For once it may not be wise to sell in May
Normally shares underperform during the summer, but this year could be different

"Sell in May and go away." Will this be the year that the old investment adage, arising from a long-run statistical underperformance of stocks from May to October versus the period from November to April, proves wrong?
Well, perhaps, say a number of fund managers who spoke to the South China Morning Post on their immediate outlook for equity markets.
Derek Kwong, the chief investment officer at Basic Asset Management, said: "I am a bit positive on the outlook after two to three months of correction. It seems the index will have some support at a level of 22,000."

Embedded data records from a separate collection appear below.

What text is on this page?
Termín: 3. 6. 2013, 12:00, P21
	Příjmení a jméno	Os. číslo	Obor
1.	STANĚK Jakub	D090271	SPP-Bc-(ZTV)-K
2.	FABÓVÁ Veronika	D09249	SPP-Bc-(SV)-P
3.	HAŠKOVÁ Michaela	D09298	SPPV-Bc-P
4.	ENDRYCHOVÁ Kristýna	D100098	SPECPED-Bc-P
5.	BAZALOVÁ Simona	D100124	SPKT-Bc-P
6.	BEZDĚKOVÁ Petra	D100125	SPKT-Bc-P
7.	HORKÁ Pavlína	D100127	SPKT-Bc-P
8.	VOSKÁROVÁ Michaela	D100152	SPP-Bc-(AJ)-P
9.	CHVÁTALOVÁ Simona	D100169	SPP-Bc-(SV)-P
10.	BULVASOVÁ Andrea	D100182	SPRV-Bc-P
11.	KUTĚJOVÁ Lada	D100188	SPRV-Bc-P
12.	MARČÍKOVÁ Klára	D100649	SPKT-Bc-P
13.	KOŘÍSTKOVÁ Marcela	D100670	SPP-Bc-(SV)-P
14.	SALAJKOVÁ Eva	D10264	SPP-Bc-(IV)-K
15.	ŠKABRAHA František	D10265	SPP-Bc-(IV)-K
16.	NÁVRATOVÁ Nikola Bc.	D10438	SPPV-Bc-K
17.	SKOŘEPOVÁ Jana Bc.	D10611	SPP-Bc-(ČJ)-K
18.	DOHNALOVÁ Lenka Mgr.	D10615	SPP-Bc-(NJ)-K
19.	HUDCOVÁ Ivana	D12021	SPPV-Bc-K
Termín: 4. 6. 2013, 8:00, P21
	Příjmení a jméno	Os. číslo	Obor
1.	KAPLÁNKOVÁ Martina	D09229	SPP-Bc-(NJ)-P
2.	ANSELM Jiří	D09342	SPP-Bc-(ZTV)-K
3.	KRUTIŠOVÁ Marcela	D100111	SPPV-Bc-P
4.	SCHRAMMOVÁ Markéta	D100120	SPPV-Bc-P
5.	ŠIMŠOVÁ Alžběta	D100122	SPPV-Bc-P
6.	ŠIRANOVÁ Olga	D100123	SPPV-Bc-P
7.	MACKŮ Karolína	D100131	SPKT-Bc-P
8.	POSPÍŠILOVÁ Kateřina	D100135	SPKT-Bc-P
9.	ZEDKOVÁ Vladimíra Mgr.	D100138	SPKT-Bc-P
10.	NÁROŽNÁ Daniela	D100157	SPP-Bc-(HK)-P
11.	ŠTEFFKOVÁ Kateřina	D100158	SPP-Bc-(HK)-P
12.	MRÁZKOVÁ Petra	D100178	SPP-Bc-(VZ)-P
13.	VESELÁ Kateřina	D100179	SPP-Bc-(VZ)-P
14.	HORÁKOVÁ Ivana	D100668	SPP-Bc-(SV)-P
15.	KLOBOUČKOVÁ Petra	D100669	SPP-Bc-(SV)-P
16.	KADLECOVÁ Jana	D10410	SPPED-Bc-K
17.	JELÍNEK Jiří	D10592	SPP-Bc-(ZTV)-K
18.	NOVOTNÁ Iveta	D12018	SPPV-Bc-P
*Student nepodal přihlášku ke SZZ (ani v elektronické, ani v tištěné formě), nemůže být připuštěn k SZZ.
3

That assessment comes after a sell-off that took the Hang Seng Index to a five-month low last month.
The index began the year with a gain of 4.7 per cent in January, with most fund managers then expecting a total gain for the year of between 10 and 15 per cent, which would take the index to 24,000 points by December.

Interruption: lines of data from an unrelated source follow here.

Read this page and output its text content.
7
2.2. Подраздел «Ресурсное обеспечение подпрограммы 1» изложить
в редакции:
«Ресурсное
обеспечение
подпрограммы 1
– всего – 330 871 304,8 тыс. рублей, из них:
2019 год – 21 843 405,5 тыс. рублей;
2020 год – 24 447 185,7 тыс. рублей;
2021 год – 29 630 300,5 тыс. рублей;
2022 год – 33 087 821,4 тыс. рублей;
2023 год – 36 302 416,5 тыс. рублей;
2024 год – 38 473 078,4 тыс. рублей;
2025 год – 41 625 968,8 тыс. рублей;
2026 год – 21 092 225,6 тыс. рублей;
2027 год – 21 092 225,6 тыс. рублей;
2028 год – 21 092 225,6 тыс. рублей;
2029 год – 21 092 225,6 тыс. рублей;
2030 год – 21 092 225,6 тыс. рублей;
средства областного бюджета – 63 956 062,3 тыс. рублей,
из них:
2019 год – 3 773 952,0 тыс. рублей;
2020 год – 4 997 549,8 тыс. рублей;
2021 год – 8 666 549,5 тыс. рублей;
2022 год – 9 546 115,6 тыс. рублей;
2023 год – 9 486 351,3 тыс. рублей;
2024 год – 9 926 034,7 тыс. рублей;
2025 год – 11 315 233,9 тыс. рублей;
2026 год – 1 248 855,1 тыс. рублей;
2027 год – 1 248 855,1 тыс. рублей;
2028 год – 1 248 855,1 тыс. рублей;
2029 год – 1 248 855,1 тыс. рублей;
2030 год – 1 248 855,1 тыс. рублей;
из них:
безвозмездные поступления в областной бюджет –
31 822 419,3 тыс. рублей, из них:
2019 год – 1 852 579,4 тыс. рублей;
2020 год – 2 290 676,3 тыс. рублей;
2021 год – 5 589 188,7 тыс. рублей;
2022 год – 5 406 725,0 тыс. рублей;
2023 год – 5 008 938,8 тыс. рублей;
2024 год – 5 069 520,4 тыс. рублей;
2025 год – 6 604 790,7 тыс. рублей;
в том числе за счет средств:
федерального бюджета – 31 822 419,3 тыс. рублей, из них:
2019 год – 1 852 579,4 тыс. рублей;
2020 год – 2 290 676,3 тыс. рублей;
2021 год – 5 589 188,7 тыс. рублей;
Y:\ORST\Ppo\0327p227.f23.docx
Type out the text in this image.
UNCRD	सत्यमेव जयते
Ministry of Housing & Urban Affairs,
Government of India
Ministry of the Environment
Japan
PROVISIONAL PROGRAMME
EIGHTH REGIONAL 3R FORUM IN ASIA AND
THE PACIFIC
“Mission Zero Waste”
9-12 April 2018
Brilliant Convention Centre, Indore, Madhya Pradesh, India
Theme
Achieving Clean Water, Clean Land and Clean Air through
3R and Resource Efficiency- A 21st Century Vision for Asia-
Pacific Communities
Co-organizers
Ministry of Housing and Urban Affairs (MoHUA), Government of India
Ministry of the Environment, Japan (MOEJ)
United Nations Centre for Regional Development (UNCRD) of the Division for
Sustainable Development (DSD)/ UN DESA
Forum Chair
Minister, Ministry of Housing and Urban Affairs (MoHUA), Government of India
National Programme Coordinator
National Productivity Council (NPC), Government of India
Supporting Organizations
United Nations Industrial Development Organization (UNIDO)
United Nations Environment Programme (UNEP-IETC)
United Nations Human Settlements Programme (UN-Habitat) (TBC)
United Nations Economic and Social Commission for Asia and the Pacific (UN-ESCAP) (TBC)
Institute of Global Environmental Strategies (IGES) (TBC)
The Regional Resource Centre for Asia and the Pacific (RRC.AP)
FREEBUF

But sentiment turned bearish in February as disappointing economic data from the mainland and concerns over a slew of risks such as shadow banking dried up foreign capital flows into the market and took the index from a high of 23,822.06 on January 30 to a trough of 21,512.52 on April 18.
William Fong, a fund manager with Barings, who remains bullish on mainland property developers and carmakers because of strong sales growth prospects, said: "I am against the 'sell in May' advice. The Hong Kong market can't be much cheaper, due to the valuation gap with the United States and Asean markets at present."